Destaca-se o Centro de Documentação e Pesquisas do Baixo São Francisco, coordenado pela Profa. Verônica Maria Meneses Nunes, no final do século XX em função da Usina Hidrelétrica de Xingó e seu impacto no município de Canindé de São Francisco. O Cendop atuou na preservação da memória local e registro do patrimônio cultural, promovendo o levantamento de fontes históricas: escritas, orais, iconográficas e audiovisuais na região, segundo Santos e Nunes (Revista Canindé, Xingó, nº 4, dez/ 2004).
De acordo com Maria Thetis Nunes (Sergipe Colonial I. São Cristóvão: Edufs, 2006) nas margens o rio Cotinguiba, Laranjeiras insere-se na composição de Sergipe D’El Rey sendo impulsionada na economia, na urbanização e no patrimônio material (artístico e religioso) nos séculos XVIII e XIX. Essa região tornou-se um centro comercial ativo com uma população ligada ao apogeu e declínio do cultivo de cana-de-açúcar.
A cultura material em Laranjeiras revela um manancial de memórias junto ao patrimônio urbano de casarios, igrejas, prédios públicos e do antigo Quarteirão dos Trapiches, hoje campus III da Universidade Federal de Sergipe.
A dança de São Gonçalo de Amarante no Mussuca simboliza a cultura imaterial. A oralidade dos moradores idosos descreve São Gonçalo como um sacerdote católico direcionando pregações aos populares, tornando-se marinheiro e improvisando instrumentos de bambu e madeira para tocar músicas religiosas, convertendo algumas mulheres ao abandono da prostituição nos portos. Os cortejos homenageando o santo na atualidade ocorrem nos Encontros Culturais de Laranjeiras, remontando tradições do século XIV, quando se realizavam danças nas ruas chamadas de “balés ambulatórios”.
Para Christiane Falcão (UNIrevista, vol. 1, n° 3 julho/2006) as jornadas (cantigas para apresentações profanas) ainda podem ser ouvidas em outros grupos folclóricos de raízes negras, como na peleja do Lambe-Sujo contra os Caboclinhos e o Cacumbi. Esse folguedo representa a tomada de um quilombo com os brincantes do Lambe-Sujo pintando-se de negro e os Caboclinhos de vermelho. Cacumbi é um grupo folclórico oriundo das batalhas dos Cucumbis ou dos reis de Congo.

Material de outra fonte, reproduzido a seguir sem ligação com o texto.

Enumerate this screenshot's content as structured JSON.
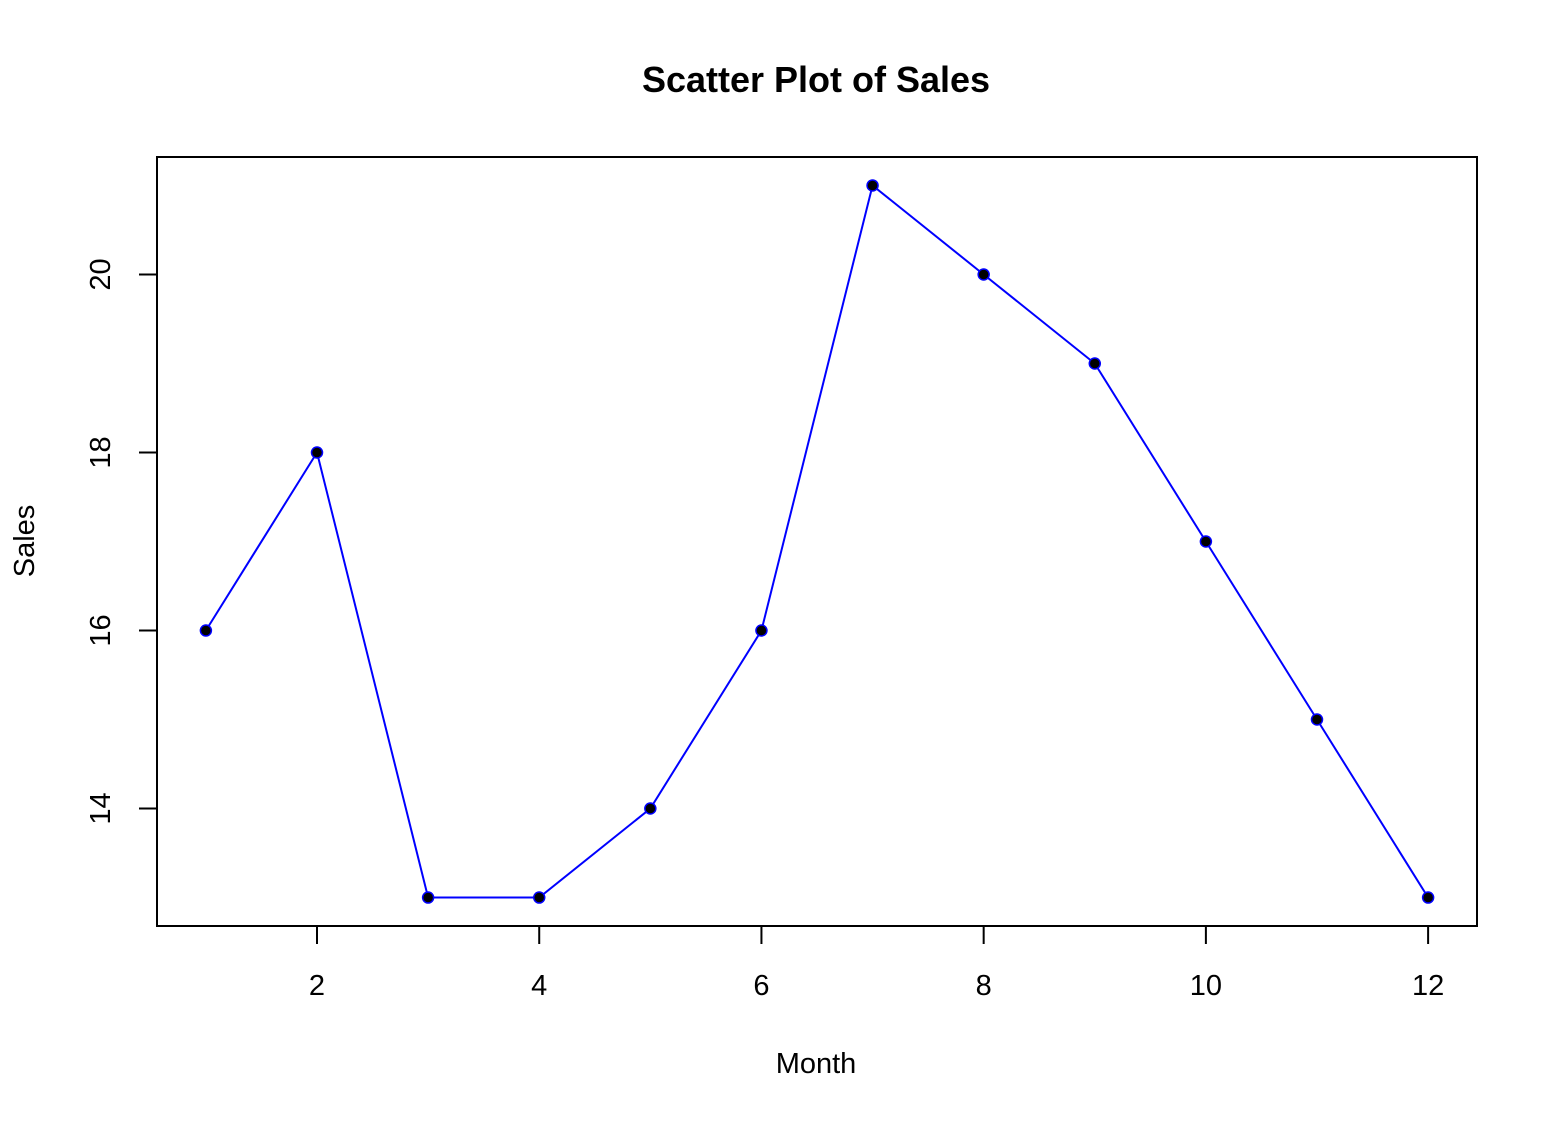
{
  "chart_data": {
    "type": "line",
    "title": "Scatter Plot of Sales",
    "xlabel": "Month",
    "ylabel": "Sales",
    "xlim": [
      0.56,
      12.44
    ],
    "ylim": [
      12.68,
      21.32
    ],
    "xticks": [
      2,
      4,
      6,
      8,
      10,
      12
    ],
    "yticks": [
      14,
      16,
      18,
      20
    ],
    "grid": false,
    "colors": {
      "line": "#0000ff",
      "points": "#000000",
      "axes": "#000000"
    },
    "series": [
      {
        "x": [
          1,
          2,
          3,
          4,
          5,
          6,
          7,
          8,
          9,
          10,
          11,
          12
        ],
        "y": [
          16,
          18,
          13,
          13,
          14,
          16,
          21,
          20,
          19,
          17,
          15,
          13
        ]
      }
    ]
  }
}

Em 1972, o “Plano de restauração, preservação e valorização do patrimônio histórico cultural de Laranjeiras, Sergipe”, revelou a preocupação do governo estadual com os atentados externos à continuidade da multiplicidade de manifestações populares. Mas é nos meios populares, nas mãos artesãs de mães negras, de pais “emboladores” ou cordelistas e filhos músicos, que a resistência à indústria cultural de massas se faz mais forte. Sobrevivem a Taieira, hábitos e costumes que identificam e diferenciam Sergipe dos demais Estados do Nordeste.
A importância da cultura popular na configuração da identidade local é um mecanismo decisivo para a manutenção das tradições sergipanas, sendo fundamental o compromisso das instituições culturais e educacionais na valorização, preservação e promoção de suas memórias sempre reatualizadas pelas necessidades do presente.
Professora de Cultura Histórica do Núcleo de Museologia da UFS. Doutora em História Social (UFRJ). Coordenadora do Grupo de Estudos e Pesquisas em Memória e Patrimônio Sergipano (GEMPS). E-mail: janainamello@uol.com.br.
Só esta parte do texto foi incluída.